Il destino, si sa, è curioso.
Appena ho saputo della presenza di Marco Travaglio a Modena, non ho esitato un secondo e comunque mi sarei liberato di qualsiasi impegno lungo la mia strada. La location della conferenza, tra l’altro, è una delle mie preferite di sempre: il Caffè Concerto in Piazza Grande dove, se capitate nella “mia” città, vi consiglio vivamente di andare.

Così, alle ore 21, mi presento con la mia copia di “La scomparsa dei fatti” e tanta voglia di stringergli la mano. Malgrado le mie aspettative e, a quanto pare, quelle degli organizzatori, la gente presente è davvero tanta e la stanzetta adibita fa fatica a reggere tutti i presenti. A quanto pare non sono l’unico (e perfortuna) ad ascoltare un vero giornalista piuttosto che giornalai con la vasellina già spalmata nel buco del ****. Pensavo fosse soltanto la presentazione del suo ultimo libro (in realtà una raccolta) Uliwood party, ma in realtà Marco ha preso il microfono e ha iniziato uno dei suoi impressionanti monologhi che sarà durato, pressapoco, due ore e mezza abbondanti. Molto interessante la parte relativa alle intercettazioni Unipol, decisamente di attualità, dove Travaglio spiega per filo e per segno cosa successe l’estate di due anni fa, che cosa è stato detto in quelle telefonate, perchè i politici hanno paura a parlarne e perchè vengono condannati i giornalisti e i giudici che in realtà fanno solo il loro lavoro. Interessante aver saputo per esempio che Berlusconi era presente attivamente in tutte e 3 le scalate, della sua cena con Fazio (grazie alle intercettazioni a Fiorani) che avrà importanti risvolti economici e politici per il paese e di nuovo riguardo ai processi suoi (precisamente per le tangenti a Squillante) e di Previti.

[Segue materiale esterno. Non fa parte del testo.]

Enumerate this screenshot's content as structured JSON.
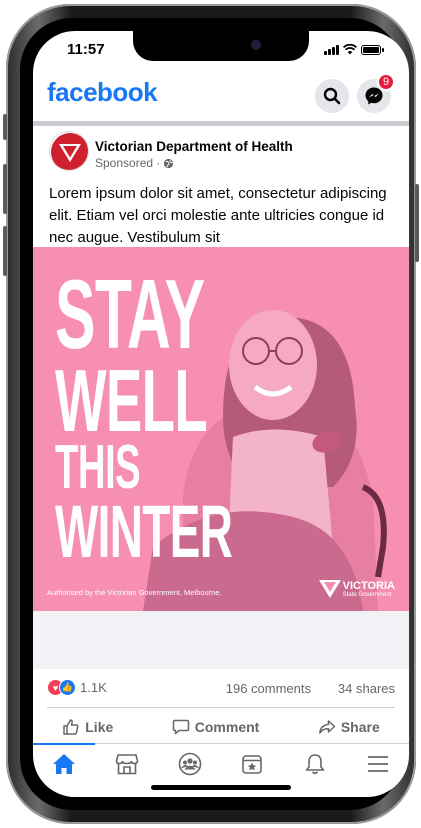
{
  "status_bar": {
    "time": "11:57"
  },
  "header": {
    "logo": "facebook",
    "messenger_badge": "9",
    "search_icon": "search-icon",
    "messenger_icon": "messenger-icon"
  },
  "post": {
    "page_name": "Victorian Department of Health",
    "sponsored_label": "Sponsored ·",
    "text": "Lorem ipsum dolor sit amet, consectetur adipiscing elit. Etiam vel orci molestie ante ultricies congue id nec augue. Vestibulum sit",
    "image": {
      "headline_lines": [
        "STAY",
        "WELL",
        "THIS",
        "WINTER"
      ],
      "authorisation": "Authorised by the Victorian Government, Melbourne.",
      "logo_name": "VICTORIA",
      "logo_sub": "State Government",
      "background_color": "#f68fb0"
    },
    "stats": {
      "reactions_count": "1.1K",
      "comments": "196 comments",
      "shares": "34 shares"
    },
    "actions": {
      "like": "Like",
      "comment": "Comment",
      "share": "Share"
    }
  },
  "bottom_nav": {
    "items": [
      "home-icon",
      "marketplace-icon",
      "groups-icon",
      "pages-icon",
      "notifications-icon",
      "menu-icon"
    ],
    "active": "home-icon"
  },
  "colors": {
    "brand": "#1877f2",
    "badge": "#e41e3f",
    "text_secondary": "#65676b"
  }
}
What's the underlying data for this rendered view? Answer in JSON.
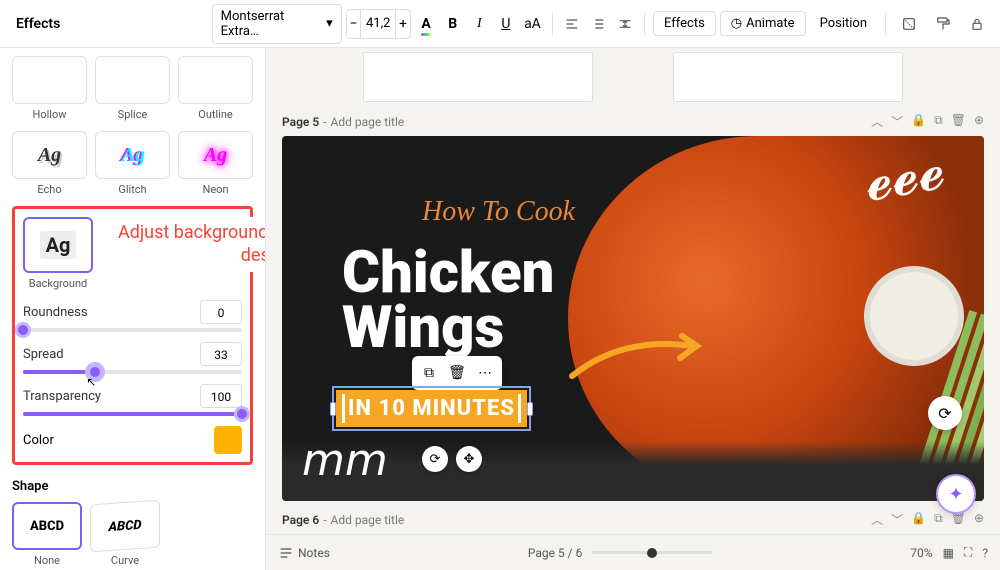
{
  "panel_title": "Effects",
  "toolbar": {
    "font_name": "Montserrat Extra…",
    "font_size": "41,2",
    "effects_btn": "Effects",
    "animate_btn": "Animate",
    "position_btn": "Position",
    "case_btn": "aA"
  },
  "effects": {
    "row1_labels": [
      "Hollow",
      "Splice",
      "Outline"
    ],
    "row2_labels": [
      "Echo",
      "Glitch",
      "Neon"
    ],
    "bg_tile": "Ag",
    "bg_label": "Background",
    "callout": "Adjust background settings to fit your design",
    "sliders": {
      "roundness": {
        "label": "Roundness",
        "value": "0",
        "pct": 0
      },
      "spread": {
        "label": "Spread",
        "value": "33",
        "pct": 33
      },
      "transparency": {
        "label": "Transparency",
        "value": "100",
        "pct": 100
      }
    },
    "color_label": "Color",
    "color_hex": "#ffb300"
  },
  "shape": {
    "title": "Shape",
    "tiles": [
      "ABCD",
      "ABCD"
    ],
    "labels": [
      "None",
      "Curve"
    ]
  },
  "pages": {
    "current_header_prefix": "Page 5",
    "next_header_prefix": "Page 6",
    "title_placeholder": "Add page title",
    "indicator": "Page 5 / 6"
  },
  "canvas": {
    "howto": "How To Cook",
    "main_line1": "Chicken",
    "main_line2": "Wings",
    "badge": "IN 10 MINUTES"
  },
  "bottom": {
    "notes": "Notes",
    "zoom": "70%"
  }
}
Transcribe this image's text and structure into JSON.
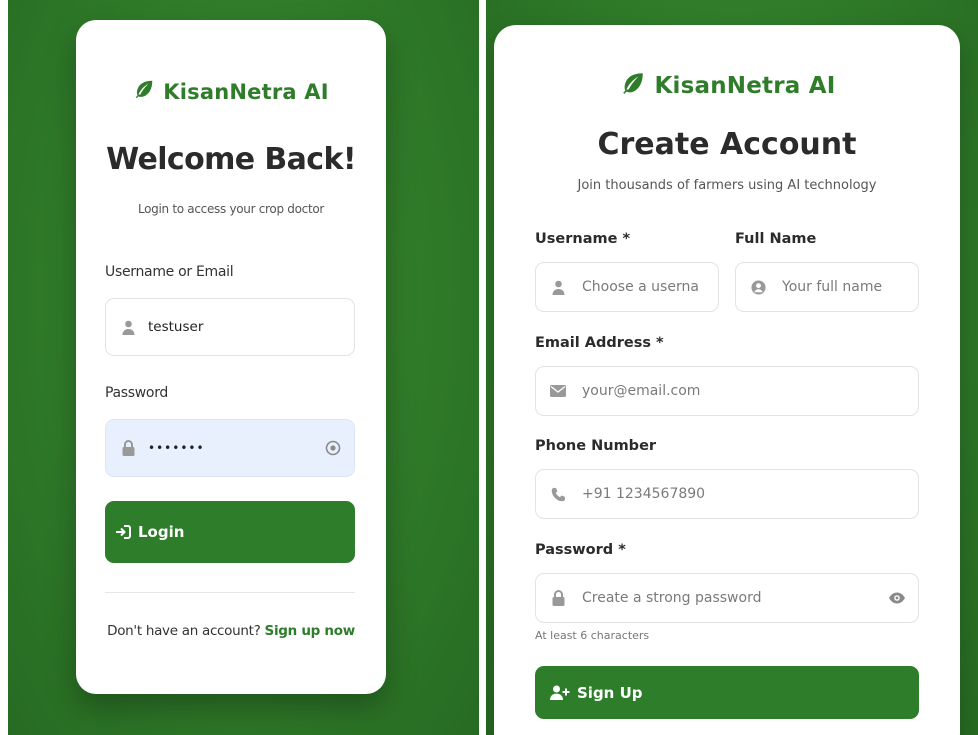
{
  "login": {
    "brand_name": "KisanNetra AI",
    "title": "Welcome Back!",
    "subtitle": "Login to access your crop doctor",
    "username_label": "Username or Email",
    "username_value": "testuser",
    "password_label": "Password",
    "password_value": "•••••••",
    "login_button": "Login",
    "footer_prompt": "Don't have an account?",
    "signup_link": "Sign up now"
  },
  "signup": {
    "brand_name": "KisanNetra AI",
    "title": "Create Account",
    "subtitle": "Join thousands of farmers using AI technology",
    "username_label": "Username *",
    "username_placeholder": "Choose a userna",
    "fullname_label": "Full Name",
    "fullname_placeholder": "Your full name",
    "email_label": "Email Address *",
    "email_placeholder": "your@email.com",
    "phone_label": "Phone Number",
    "phone_placeholder": "+91 1234567890",
    "password_label": "Password *",
    "password_placeholder": "Create a strong password",
    "password_hint": "At least 6 characters",
    "signup_button": "Sign Up"
  },
  "colors": {
    "brand_green": "#2e7d2b",
    "background_green": "#2f7a29",
    "autofill_blue": "#e8f0fe"
  },
  "icons": {
    "brand": "leaf-icon",
    "user": "user-icon",
    "user_circle": "user-circle-icon",
    "lock": "lock-icon",
    "eye": "eye-icon",
    "envelope": "envelope-icon",
    "phone": "phone-icon",
    "login": "sign-in-icon",
    "user_plus": "user-plus-icon"
  }
}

Sulla tipica domanda di un presente (”Cosa dobbiamo fare”), Marco ha poi ribadito varie cose interessanti: che lui è sempre stato di destra ma da 12 anni a questa parte è costretto a guardare altrove; che se dovesse votare domani non lo farebbe; che per il secondo anno consecutivo sarà bandito (come anche il direttore dell’Unità se ho ben capito bene) dalla Festa dell’Unità e che la gente dovrebbe andarci e rivoltarsi contro i politici da loro votati; che se qualcuno caduto in coma 2-3 anni fa si risvegliasse adesso penserebbe ancora di essere sotto il governo Berlusconi e che questo governo è complementare al vecchio, dato che è riuscito a fare cose ancora irrealizzate dal governo Berlusconi (come l’indulto esteso pure ai reati finanziari salva-Previti)…
Alla domanda “la gente come te non è abbastanza, la vedo grigissima sopratutto in vista della legge bavaglio” Marco risponde in una maniera che mi ha molto sorpreso. Secondo lui bisogna essere ottimisti, poichè rispetto ad un anno fa ci sono trasmissioni come Annozero e Report che attraggono un sacco di spettatori e che si differenziano dalla tv-spazzatura a cui eravamo abituati. Spera in una replica del 92-93 (Mani Pulite, dove dopo il pool di Milano partirono molte altre inchieste per l’Italia) e afferma che, nel caso dell’approvazione della legge-bavaglio di Mastella (ignobile), la prima cosa che farà è pubblicare il materiale depositato dai giudici in modo da far scattare la denuncia, di subirne il processo (che prevederebbe il pagamento di fino a 100.000 euro per la pubblicazione) e attivare un meccanismo per cui si richiede di verificare la incostituzionalità (che ovviamente c’è) della stessa.
Peccato, davvero, per chi non è venuto.